Depois de umas três vezes que repetiu tudo, nossos olhos já eram intímos. E eu estava feliz, feliz por vê-la feliz. Queria beijá-la, e enquanto ela repetia, tive vontade de fazê-lo por várias vezes. Mas quando ela terminou de repetir a última vez, sua comemoração foi tão alegre, tão festiva que, quando veio me abraçar, tive medo que ela mesma tentasse me beijar. Ela suspirou, de alívio, os olhos marearam.

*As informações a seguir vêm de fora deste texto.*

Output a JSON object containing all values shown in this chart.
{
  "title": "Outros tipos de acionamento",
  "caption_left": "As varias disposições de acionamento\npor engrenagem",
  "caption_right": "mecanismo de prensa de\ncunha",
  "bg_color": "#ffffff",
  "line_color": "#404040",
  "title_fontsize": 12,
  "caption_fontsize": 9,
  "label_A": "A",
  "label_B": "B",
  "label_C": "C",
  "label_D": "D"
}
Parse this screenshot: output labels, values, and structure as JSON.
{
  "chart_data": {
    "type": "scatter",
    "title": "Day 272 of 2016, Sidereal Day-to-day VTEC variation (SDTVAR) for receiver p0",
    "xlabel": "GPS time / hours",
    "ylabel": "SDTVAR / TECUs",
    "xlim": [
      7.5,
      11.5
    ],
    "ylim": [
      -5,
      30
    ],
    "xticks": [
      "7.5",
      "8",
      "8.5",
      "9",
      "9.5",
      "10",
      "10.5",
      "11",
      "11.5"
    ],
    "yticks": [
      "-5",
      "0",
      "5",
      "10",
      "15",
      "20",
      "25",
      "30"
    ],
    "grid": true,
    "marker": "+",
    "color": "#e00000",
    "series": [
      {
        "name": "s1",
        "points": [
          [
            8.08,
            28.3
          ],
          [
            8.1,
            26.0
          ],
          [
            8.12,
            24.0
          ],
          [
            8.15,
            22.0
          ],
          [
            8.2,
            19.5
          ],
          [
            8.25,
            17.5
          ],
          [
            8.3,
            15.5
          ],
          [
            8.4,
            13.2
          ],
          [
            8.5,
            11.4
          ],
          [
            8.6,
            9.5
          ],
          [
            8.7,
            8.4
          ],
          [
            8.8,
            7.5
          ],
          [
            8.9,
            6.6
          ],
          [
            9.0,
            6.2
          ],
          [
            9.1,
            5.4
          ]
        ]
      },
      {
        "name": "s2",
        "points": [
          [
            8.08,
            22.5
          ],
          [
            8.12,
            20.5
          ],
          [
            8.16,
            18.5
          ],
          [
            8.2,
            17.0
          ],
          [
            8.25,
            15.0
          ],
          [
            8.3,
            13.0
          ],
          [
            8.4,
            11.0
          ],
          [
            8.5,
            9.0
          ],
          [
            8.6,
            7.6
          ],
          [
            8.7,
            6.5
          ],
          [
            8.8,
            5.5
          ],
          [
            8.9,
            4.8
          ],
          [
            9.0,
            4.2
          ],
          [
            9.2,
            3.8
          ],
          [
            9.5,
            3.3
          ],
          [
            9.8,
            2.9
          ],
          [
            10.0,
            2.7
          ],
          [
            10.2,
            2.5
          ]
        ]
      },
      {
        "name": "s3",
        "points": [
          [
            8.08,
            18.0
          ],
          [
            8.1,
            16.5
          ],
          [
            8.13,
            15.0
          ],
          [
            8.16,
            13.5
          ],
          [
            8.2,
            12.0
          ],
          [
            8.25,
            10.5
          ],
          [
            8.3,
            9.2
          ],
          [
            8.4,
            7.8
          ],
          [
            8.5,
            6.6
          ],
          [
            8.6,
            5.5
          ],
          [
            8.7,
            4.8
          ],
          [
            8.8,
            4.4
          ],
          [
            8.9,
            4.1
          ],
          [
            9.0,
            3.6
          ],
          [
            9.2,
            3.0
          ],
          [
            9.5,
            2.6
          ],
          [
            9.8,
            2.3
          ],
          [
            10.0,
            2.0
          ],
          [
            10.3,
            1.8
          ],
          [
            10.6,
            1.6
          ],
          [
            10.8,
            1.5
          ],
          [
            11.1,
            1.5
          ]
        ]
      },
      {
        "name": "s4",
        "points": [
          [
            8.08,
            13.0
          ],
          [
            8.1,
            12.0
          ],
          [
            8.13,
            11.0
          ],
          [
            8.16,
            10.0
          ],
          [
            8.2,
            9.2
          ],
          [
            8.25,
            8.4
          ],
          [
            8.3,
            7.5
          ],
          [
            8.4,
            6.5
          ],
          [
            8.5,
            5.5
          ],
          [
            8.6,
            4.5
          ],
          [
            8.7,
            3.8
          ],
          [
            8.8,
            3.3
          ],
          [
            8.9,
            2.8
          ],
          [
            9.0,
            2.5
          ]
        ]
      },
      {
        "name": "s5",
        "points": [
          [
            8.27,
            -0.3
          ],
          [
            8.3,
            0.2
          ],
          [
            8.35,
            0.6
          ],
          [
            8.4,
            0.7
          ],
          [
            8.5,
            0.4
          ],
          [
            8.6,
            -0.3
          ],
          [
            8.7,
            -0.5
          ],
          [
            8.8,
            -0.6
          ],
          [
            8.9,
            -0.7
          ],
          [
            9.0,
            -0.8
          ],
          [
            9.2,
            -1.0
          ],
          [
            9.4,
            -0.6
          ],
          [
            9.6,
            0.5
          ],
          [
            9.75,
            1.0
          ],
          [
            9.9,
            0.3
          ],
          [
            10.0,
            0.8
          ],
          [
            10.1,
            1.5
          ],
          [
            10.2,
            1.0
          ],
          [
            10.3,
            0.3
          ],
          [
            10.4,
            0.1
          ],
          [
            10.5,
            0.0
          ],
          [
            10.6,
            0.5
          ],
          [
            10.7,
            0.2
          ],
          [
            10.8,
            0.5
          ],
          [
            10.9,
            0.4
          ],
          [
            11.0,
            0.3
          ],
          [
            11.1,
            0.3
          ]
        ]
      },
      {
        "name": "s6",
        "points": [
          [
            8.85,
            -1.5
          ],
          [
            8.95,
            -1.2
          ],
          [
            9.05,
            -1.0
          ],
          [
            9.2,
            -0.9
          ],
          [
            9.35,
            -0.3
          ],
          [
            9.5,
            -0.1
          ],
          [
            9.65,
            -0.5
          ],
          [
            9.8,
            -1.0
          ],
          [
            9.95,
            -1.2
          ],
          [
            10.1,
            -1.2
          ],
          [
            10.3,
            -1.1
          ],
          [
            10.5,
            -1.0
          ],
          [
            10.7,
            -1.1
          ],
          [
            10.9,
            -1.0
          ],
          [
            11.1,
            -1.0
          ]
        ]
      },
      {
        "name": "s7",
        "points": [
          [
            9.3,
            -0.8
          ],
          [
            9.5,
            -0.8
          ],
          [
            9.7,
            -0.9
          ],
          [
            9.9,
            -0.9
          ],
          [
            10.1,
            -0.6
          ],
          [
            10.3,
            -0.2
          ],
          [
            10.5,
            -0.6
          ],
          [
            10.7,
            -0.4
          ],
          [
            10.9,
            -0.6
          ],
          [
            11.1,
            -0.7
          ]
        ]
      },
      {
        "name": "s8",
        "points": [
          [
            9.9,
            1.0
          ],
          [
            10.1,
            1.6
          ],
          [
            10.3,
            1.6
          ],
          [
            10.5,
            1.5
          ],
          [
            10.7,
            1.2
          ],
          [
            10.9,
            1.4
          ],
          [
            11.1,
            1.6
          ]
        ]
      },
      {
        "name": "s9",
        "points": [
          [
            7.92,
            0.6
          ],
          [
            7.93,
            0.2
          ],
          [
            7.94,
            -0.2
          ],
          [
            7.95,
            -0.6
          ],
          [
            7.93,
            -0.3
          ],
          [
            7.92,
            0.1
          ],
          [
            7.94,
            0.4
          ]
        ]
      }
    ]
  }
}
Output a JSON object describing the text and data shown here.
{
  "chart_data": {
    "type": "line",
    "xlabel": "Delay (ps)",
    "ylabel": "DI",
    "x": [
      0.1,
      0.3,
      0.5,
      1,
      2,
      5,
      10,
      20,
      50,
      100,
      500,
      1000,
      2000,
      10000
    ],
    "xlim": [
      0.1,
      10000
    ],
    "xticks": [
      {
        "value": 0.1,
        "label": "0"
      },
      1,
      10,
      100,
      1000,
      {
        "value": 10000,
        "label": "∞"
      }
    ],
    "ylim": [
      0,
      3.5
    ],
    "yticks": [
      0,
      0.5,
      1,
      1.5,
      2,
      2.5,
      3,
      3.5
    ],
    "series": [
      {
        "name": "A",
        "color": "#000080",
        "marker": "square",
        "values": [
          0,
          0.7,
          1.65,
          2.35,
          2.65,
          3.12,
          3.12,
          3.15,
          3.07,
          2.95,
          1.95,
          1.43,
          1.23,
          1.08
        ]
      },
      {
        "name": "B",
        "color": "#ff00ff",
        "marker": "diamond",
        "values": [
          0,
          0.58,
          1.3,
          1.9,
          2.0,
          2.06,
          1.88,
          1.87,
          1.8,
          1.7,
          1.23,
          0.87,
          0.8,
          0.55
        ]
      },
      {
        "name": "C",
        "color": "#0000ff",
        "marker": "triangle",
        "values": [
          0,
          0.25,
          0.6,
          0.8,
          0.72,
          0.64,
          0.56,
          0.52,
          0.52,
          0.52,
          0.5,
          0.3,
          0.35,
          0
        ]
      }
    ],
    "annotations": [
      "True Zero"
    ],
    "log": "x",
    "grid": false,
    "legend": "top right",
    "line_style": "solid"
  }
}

Virei em direção à porta da sala. O sinal já tinha dado. “Obrigada.” “Obrigada, obrigada!” O primeiro foi mais “Obrigada” foi mais cerimonioso, como se só se achasse que eu, por ter-me virado a olhar a porta a tivesse desprezado pela falta de um agradecimento e então ela tivesse se lembrado dele. Os outros dois, foram com um sorrisão de boca escancarada e as lágrimas que lhe mareavam os olhos já escorrendo. Abraçei-lhe o pescoço, era muito mais alto que ela, e dei-lhe um beijo na testa, meio que no cabelo. Olhei-a nos olhos de novo e, com minhas mãos, que deviam ter cheiro do pão com manteiga e do café-com-leite de meu lanche, ajudei secando seus olhos e bochechas. Fiquei preocupado. Olhei se não tinha lhe borrado a maquiagem. Não, não havia. Estava com a cara castigada, mas alinhada. “Vamos lá.”

Ela acabou nem precisando do que estudou. O professor chamou apenas alguns à matéria, eu fui um, ela nem precisava ter se preocupado tanto. Mas, graças a Deus se preocupou.

Depois da aula, eu lia algo num mural, ela vinha na minha direção, quando me viu, parou. Voltou alguns passos correndo. Ué! Que que aconteceu? Falou com outra menina e veio pelo corredor de novo. Quando chegou do meu lado, virou de pulo para mim, via-se que estava acanhada: “Posso te dar meu telefone? Toma o meu.” Foi ela quem disse. Trocamos nossos telefones. Um daqueles bobões viu e, discreto, sorriu malicioso pra mim. Ela não percecorreu, foi em direção a um grupo de garotas.

Eu me senti um interesseiro nojento, mas confesso que convivi bem com isso.